Cable operators, DirecTV rally support for Cablevision's battle with Viacom
"There's no question that the current all-or-nothing system dictated by programmers is completely broken," DirecTV said in a prepared statement. Cablevision alleged in its suit that Viacom violates antitrust law with its practice of requiring pay TV distributors to carry ancillary networks such as Palladia and VH1 Classic if they want to offer subscribers more popular networks such as MTV, Nickelodeon and Comedy Central.
While Time Warner Cable (NYSE: TWC) issued a statement in support of Cablevision, Comcast (Nasdaq: CMCSA), which is one of the biggest owners of cable networks through its NBCUniversal subsidiary, stayed on the sidelines.
Mediacom Communications, a mid-sized cable operator that has complained for years about the rising costs of cable programming, rallied behind Cablevision. "The programmers' practice of tying carriage of weak networks to the grant of licenses to carry popular networks has caused cable and satellite prices to rise at a pace that far exceeds inflation," Mediacom said in a statement.

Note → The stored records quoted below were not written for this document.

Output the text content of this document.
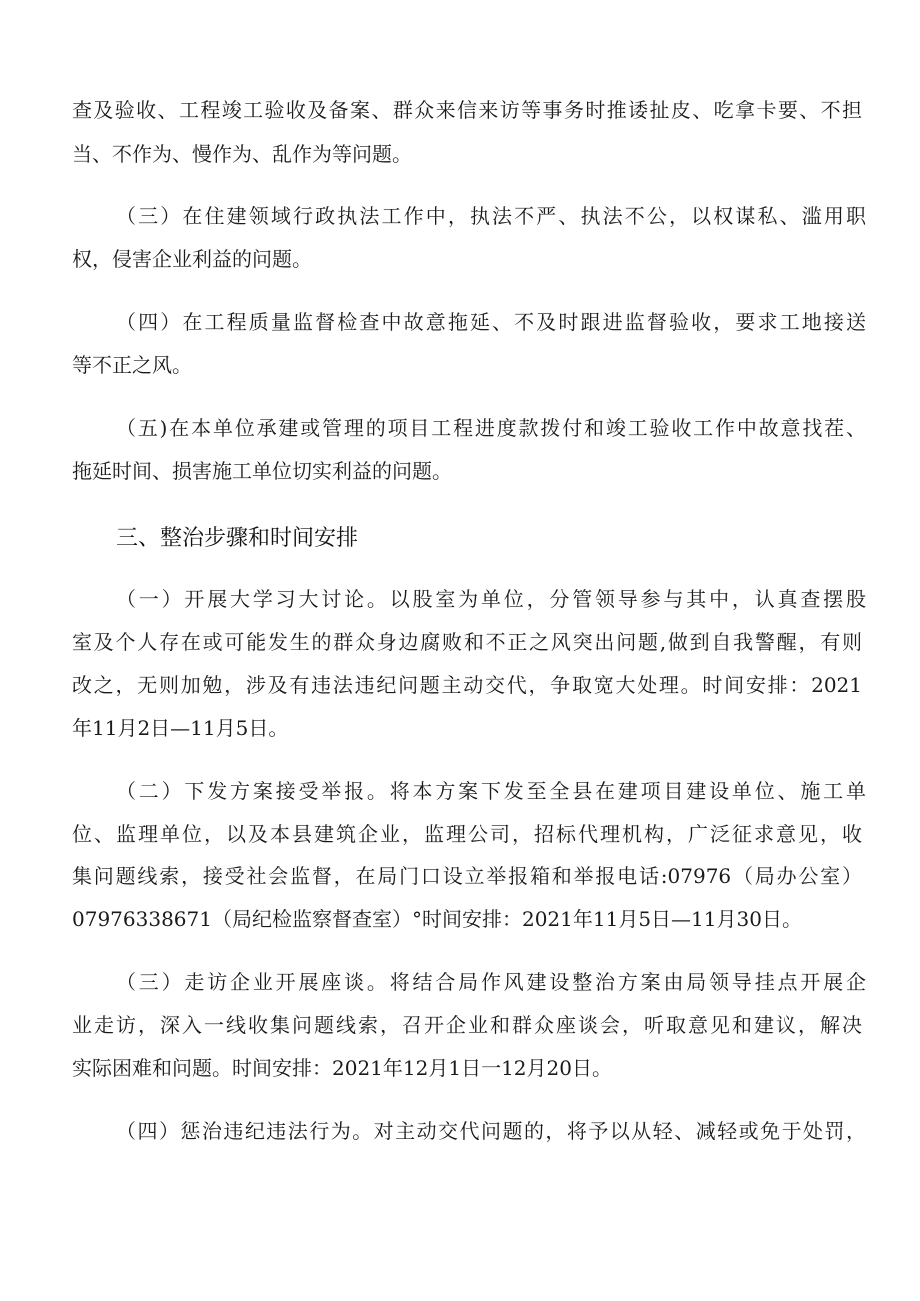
查及验收、工程竣工验收及备案、群众来信来访等事务时推诿扯皮、吃拿卡要、不担
当、不作为、慢作为、乱作为等问题。
（三）在住建领域行政执法工作中，执法不严、执法不公，以权谋私、滥用职
权，侵害企业利益的问题。
（四）在工程质量监督检查中故意拖延、不及时跟进监督验收，要求工地接送
等不正之风。
（五)在本单位承建或管理的项目工程进度款拨付和竣工验收工作中故意找茬、
拖延时间、损害施工单位切实利益的问题。
三、整治步骤和时间安排
（一）开展大学习大讨论。以股室为单位，分管领导参与其中，认真查摆股
室及个人存在或可能发生的群众身边腐败和不正之风突出问题,做到自我警醒，有则
改之，无则加勉，涉及有违法违纪问题主动交代，争取宽大处理。时间安排：2021
年11月2日—11月5日。
（二）下发方案接受举报。将本方案下发至全县在建项目建设单位、施工单
位、监理单位，以及本县建筑企业，监理公司，招标代理机构，广泛征求意见，收
集问题线索，接受社会监督，在局门口设立举报箱和举报电话:07976（局办公室）
07976338671（局纪检监察督查室）°时间安排：2021年11月5日—11月30日。
（三）走访企业开展座谈。将结合局作风建设整治方案由局领导挂点开展企
业走访，深入一线收集问题线索，召开企业和群众座谈会，听取意见和建议，解决
实际困难和问题。时间安排：2021年12月1日一12月20日。
（四）惩治违纪违法行为。对主动交代问题的，将予以从轻、减轻或免于处罚，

Cablevision even garnered support from the Parents Television Council, an advocacy group that in the past has criticized the cable industry. "We are overjoyed at today's announcement that Cablevision is seeking the relief that consumers and especially families have long been waiting for. In a free marketplace, consumers not the programmers would be able to decide for themselves which cable networks they want to purchase," PTC President Tim Winter said in a prepared statement.
Viacom dismissed Cablevision's allegations and said in a statement that it will "vigorously defend this transparent attempt by Cablevision to use the courts to renegotiate our existing two month old agreement."